E quantas como eu já não passaram por lá, vestidas normalmente, mas com seus corpetes e lingeries rendadas e sensuais por baixo daquelas roupas casuais, quantas já não esconderam os mesmos "segredos" abaixo da superfície de pano que cobria seus corpos?
Quantas haviam lá naquela hora.
E então criou-se o monstro, comecei a reparar em todos estranhos em seus mundos e em mundos alheiros e imaginar suas roupas de baixo, suas noites, vidas, comecei a criar diálogos com namorados e amantes secretos, aventuras e risos com amigos imaginários, comecei a recriar a vida de todos aqueles estranhos estranhamente reunidos no trólebus em um dia chuvoso de feriado.

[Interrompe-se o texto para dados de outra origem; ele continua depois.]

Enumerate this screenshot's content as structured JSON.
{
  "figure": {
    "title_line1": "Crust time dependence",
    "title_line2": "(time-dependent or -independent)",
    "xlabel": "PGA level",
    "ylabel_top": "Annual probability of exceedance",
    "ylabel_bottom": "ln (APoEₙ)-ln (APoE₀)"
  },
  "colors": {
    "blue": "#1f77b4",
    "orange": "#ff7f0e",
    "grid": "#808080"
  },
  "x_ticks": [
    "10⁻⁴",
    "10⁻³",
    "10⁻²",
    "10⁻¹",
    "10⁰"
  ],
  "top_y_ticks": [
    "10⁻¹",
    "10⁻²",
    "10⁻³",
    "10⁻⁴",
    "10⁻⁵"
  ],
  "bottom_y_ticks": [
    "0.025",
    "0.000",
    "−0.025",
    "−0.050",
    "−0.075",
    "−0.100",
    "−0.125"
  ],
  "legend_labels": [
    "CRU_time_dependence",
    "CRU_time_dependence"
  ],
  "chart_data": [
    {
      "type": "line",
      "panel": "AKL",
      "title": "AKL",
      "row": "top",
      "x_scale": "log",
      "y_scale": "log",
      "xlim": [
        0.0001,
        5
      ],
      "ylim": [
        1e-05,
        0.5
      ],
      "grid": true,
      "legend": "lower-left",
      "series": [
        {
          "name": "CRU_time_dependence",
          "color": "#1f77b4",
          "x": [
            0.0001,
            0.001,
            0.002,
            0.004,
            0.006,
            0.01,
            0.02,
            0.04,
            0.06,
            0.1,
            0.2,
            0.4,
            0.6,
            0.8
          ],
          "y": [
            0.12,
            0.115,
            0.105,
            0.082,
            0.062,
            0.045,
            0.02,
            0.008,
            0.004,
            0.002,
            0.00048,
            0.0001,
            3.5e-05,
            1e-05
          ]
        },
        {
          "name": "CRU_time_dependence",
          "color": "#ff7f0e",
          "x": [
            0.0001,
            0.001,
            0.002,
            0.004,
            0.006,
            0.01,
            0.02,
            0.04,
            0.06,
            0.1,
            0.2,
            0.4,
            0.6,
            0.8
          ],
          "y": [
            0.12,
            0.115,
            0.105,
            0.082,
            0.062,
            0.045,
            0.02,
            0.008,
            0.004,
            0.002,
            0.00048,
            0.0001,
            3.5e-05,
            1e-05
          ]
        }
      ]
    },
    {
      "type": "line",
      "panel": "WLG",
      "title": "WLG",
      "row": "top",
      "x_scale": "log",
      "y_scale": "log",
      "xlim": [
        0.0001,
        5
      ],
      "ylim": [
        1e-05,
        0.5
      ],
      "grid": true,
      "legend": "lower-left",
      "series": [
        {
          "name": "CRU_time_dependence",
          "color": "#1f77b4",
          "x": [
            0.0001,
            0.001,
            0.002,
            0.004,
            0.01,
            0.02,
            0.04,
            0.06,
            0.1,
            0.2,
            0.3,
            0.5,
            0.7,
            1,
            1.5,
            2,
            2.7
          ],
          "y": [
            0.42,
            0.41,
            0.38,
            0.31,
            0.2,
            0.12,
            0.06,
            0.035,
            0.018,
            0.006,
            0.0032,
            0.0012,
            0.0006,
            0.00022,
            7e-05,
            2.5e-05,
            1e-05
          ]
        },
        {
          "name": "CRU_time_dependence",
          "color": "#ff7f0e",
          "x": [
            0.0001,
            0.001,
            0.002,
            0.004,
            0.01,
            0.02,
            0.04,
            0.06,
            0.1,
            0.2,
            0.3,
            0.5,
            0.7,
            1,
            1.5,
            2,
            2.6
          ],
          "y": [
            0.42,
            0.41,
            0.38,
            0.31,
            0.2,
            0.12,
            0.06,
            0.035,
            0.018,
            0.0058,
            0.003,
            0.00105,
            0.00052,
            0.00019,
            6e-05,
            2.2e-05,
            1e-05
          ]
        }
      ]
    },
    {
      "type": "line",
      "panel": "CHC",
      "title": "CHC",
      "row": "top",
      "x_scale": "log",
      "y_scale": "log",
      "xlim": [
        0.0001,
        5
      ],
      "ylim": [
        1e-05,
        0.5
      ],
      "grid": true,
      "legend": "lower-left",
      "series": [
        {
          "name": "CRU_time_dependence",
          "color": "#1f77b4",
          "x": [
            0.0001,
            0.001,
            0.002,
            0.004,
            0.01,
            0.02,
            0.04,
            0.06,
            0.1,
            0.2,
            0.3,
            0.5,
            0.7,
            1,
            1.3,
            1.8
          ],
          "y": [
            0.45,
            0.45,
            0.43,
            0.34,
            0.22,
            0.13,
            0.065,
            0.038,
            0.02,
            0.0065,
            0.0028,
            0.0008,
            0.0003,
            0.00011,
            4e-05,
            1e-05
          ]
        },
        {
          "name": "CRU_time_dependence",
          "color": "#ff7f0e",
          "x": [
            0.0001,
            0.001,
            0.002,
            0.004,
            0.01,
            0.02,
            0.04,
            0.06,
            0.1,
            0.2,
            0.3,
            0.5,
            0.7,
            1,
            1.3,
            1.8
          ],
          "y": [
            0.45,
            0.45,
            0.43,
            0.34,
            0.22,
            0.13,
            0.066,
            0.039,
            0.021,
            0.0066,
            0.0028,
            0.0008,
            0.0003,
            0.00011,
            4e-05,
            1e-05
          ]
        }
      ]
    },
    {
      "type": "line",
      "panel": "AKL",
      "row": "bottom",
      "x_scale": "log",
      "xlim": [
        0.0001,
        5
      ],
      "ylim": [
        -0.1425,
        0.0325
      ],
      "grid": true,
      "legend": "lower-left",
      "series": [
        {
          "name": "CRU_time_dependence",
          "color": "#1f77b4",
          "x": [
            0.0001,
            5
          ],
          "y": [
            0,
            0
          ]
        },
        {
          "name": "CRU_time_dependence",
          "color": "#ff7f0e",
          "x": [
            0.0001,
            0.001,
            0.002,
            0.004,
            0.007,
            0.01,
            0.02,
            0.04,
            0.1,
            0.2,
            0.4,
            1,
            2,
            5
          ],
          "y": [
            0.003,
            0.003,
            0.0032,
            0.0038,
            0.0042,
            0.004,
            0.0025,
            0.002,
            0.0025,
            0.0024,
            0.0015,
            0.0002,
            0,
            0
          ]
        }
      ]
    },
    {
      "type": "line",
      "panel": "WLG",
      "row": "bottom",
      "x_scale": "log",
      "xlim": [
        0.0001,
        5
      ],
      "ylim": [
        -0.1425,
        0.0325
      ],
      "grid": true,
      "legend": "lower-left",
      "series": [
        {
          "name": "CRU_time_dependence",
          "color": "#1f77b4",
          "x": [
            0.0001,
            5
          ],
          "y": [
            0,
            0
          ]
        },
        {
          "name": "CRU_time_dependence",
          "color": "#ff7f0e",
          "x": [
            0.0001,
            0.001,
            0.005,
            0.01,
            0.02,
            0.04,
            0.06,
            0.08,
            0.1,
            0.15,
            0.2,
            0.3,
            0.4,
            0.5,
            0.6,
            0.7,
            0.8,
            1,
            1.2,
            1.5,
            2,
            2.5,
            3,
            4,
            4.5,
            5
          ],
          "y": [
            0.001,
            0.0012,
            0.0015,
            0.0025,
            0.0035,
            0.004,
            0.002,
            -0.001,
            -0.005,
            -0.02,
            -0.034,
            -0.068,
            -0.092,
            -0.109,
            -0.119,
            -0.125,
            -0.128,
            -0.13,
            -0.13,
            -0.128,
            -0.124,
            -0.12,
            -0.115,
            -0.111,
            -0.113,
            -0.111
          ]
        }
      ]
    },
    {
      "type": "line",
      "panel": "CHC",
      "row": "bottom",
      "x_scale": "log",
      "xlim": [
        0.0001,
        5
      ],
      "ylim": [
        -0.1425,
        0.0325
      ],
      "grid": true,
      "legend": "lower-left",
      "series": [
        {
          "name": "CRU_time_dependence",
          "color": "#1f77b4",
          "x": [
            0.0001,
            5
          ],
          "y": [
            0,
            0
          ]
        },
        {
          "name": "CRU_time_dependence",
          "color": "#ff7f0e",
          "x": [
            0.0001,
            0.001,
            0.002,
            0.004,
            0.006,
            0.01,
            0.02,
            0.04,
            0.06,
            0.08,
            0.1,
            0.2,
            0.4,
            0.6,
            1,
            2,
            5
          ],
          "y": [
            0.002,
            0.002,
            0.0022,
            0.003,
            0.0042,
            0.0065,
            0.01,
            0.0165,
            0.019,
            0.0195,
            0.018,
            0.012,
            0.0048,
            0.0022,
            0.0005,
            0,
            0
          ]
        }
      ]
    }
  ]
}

Até que um lugar ficou vago e rapidamente joguei meu corpo no assento, a moça que estava ao meu lado era cega, sua bengala estava encostada na janela ao seu lado, mentalizei maldosamente "Ta explicado da onde veio a coragem de usar essa roupa”, deixei bem claro no começo do texto, não sou bondosa, nem simpática, mas depois de um tempo minha cabeça fundiu em um pensamento, se todas aquelas pessoas pudessem ver o corpete de renda preta aquela moça seria a única a me tratar sem diferença nenhuma do que me trataria antes, não por uma bondade extrema ou por que ela seria mais evoluída espiritualmente do que os outros, mas simplesmente por que ela não iria ver, e o mesmo motivo que levou ela a colocar aquele gorro horrível seria também responsável por ela não me julgar uma vadia pela minha roupa de baixo, ela desceu após alguns pontos e eu ofereci ajuda para ela desembarcar, ela agradeceu com um sorriso e saiu.
A única pessoa que não me tratou bem ou sorriu pela aparência suave que meu rosto carregava e a única que não mudaria nada se eu simplesmente tirasse a roupa e mostrasse o corpete de renda.

Deus... O que um lingerie não pode nos levar a pensar em uma terça chuvosa às dez da manhã.